Furthermore, if celibacy were made optional, there would be more priests to share the workload in our parishes, and their wives could help as well, making things easier for everyone. This leads to the next objection:
How could a parish support a priest AND his family, let alone more than one family? The rectory wouldn’t be big enough, there wouldn’t be enough money, etc.
— The easiest objection to this is that this same situation is already dealt with in countless Eastern rite churches, Protestant congregations, synagogues, etc. Would it require the congregation paying more money to support the priest and his family, or even more than one family? Yes! Is it worth paying more money for happier, healthier priests, and in order to solve our priest shortage? I say, “Yes!” Can Catholics afford this? Yes!
In conclusion, at least in my experience, nearly every Catholic young man I have spoken with regarding whether or not he might be called to the priesthood is impeded by one thing: celibacy. There is all manner of self-deception that goes on here. To ease their consciences, guys will come up with a million other reasons why they shouldn’t be priests. I would ask them this, though: What if celibacy were made optional for the priesthood tomorrow-- would you still consider yourself not called to be a priest? In my experience, there are many, many young men who could not honestly answer “Yes” to that question.
I have heard people blame our “sex-obsessed” culture for the decline in men pursuing a calling to the priesthood.
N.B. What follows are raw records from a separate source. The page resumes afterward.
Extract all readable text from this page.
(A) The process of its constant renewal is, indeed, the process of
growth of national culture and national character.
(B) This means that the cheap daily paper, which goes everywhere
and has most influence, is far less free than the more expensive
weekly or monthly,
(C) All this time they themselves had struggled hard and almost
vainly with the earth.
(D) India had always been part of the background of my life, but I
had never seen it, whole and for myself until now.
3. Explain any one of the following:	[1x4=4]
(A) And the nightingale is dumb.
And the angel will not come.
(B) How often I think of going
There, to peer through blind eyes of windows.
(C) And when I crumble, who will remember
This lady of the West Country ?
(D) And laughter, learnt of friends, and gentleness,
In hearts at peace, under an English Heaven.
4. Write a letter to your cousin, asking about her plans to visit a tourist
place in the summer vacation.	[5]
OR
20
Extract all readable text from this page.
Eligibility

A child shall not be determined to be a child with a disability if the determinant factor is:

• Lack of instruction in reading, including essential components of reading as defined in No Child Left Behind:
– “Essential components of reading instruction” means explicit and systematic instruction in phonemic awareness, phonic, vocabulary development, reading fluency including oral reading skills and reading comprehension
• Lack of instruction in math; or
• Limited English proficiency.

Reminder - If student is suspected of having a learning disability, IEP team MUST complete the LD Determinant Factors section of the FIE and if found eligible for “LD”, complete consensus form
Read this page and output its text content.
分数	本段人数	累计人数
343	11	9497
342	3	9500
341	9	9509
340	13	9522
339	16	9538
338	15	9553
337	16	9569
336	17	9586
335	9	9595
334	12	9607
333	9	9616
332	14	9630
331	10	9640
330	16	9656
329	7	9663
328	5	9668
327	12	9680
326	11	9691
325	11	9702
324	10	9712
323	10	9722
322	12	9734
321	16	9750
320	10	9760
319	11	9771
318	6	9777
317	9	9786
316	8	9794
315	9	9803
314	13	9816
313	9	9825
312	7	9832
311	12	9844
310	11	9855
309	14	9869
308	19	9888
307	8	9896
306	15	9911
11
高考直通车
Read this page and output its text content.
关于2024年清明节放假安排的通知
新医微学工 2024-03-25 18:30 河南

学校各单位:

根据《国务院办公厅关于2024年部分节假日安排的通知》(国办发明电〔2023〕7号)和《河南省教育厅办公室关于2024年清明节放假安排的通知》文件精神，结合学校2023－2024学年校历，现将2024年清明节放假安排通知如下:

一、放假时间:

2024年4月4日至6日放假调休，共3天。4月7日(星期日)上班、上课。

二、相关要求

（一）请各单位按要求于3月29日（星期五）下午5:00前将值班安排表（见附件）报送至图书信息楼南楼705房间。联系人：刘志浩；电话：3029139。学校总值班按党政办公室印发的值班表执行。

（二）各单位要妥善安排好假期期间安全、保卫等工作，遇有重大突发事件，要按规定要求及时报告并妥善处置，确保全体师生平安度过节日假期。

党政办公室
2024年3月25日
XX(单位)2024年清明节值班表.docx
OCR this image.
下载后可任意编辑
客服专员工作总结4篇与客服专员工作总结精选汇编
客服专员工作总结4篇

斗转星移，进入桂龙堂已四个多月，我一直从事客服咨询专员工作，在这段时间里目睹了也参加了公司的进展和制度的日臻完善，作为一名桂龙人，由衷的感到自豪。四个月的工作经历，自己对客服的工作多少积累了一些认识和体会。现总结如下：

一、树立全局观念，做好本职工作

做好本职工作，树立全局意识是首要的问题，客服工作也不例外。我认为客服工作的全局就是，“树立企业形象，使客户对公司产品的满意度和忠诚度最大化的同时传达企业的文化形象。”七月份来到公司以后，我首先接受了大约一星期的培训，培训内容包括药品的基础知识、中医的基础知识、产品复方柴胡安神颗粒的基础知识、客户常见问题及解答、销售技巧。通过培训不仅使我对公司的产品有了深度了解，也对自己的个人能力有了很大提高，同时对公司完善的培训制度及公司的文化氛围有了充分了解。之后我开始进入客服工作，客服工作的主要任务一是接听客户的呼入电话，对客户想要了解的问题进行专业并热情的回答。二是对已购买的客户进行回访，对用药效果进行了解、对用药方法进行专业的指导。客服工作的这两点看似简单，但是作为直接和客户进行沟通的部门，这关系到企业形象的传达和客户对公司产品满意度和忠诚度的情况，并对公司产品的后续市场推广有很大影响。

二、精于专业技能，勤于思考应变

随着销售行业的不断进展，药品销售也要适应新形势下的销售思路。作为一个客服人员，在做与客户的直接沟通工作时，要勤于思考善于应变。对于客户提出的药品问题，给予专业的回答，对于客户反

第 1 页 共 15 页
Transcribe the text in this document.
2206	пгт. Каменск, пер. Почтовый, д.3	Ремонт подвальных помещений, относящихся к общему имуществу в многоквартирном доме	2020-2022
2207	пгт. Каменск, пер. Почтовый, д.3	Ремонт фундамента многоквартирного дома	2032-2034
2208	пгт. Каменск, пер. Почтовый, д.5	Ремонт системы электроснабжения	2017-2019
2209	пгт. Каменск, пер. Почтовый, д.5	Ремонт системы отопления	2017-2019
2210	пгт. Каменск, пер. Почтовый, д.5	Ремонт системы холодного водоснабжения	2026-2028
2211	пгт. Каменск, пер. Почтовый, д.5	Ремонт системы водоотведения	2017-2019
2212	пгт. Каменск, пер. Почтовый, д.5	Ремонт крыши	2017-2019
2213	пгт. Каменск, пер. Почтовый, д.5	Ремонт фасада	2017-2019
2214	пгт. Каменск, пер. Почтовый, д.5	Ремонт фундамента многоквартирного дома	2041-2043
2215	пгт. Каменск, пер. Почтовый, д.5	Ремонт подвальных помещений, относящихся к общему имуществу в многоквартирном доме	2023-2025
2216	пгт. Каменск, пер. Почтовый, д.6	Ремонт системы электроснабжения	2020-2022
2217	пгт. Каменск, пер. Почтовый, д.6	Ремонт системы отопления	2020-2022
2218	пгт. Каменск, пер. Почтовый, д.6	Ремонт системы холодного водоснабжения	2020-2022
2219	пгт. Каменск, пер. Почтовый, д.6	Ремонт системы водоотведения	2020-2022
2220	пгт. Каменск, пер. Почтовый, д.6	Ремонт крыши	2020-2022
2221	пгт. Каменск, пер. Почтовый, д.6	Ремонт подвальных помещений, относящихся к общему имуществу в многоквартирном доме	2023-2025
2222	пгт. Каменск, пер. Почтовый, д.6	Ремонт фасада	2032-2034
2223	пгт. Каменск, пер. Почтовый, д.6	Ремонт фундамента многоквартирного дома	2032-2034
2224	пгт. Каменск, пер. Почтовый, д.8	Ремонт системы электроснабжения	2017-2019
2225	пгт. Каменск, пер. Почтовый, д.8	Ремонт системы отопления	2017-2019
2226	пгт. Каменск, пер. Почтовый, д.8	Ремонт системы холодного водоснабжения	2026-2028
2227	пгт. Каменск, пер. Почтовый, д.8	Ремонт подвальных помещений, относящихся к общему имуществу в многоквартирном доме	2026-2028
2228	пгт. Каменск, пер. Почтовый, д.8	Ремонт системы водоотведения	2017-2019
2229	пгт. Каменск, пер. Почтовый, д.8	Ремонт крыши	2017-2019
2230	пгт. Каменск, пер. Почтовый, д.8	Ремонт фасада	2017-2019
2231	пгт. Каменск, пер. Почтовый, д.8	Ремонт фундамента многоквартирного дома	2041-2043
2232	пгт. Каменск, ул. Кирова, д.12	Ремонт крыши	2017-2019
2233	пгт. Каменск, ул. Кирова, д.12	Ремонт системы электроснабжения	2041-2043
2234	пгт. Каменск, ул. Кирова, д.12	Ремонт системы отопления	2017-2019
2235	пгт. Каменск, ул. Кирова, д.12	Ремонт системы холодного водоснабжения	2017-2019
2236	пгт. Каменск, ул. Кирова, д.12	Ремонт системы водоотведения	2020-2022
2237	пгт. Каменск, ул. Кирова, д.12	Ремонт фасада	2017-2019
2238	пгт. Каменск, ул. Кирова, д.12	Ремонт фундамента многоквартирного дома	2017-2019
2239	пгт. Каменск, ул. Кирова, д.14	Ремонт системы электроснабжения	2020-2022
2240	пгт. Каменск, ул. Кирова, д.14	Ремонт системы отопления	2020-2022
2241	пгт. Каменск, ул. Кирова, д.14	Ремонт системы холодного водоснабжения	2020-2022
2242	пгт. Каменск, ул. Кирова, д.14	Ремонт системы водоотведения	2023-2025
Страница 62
There may be truth to that, but this probably isn’t going away any time soon. Also, if it is such a big “problem” that more young men want to share their lives with a loving wife and family, I would say that is a pretty good problem to have-- marriage is a blessing from God.
I have known many, many strong, holy, intelligent, heterosexual Catholic men who would make EXCELLENT priests, but who are clearly dissuaded from going down that road because of the requirement for celibacy. In my opinion, this is a shame, and we should take a good, long look in the mirror and ask ourselves if it really makes sense to keep this discipline intact, both for the good of the faithful and for the good of our priests. Optional celibacy seems like the way to go.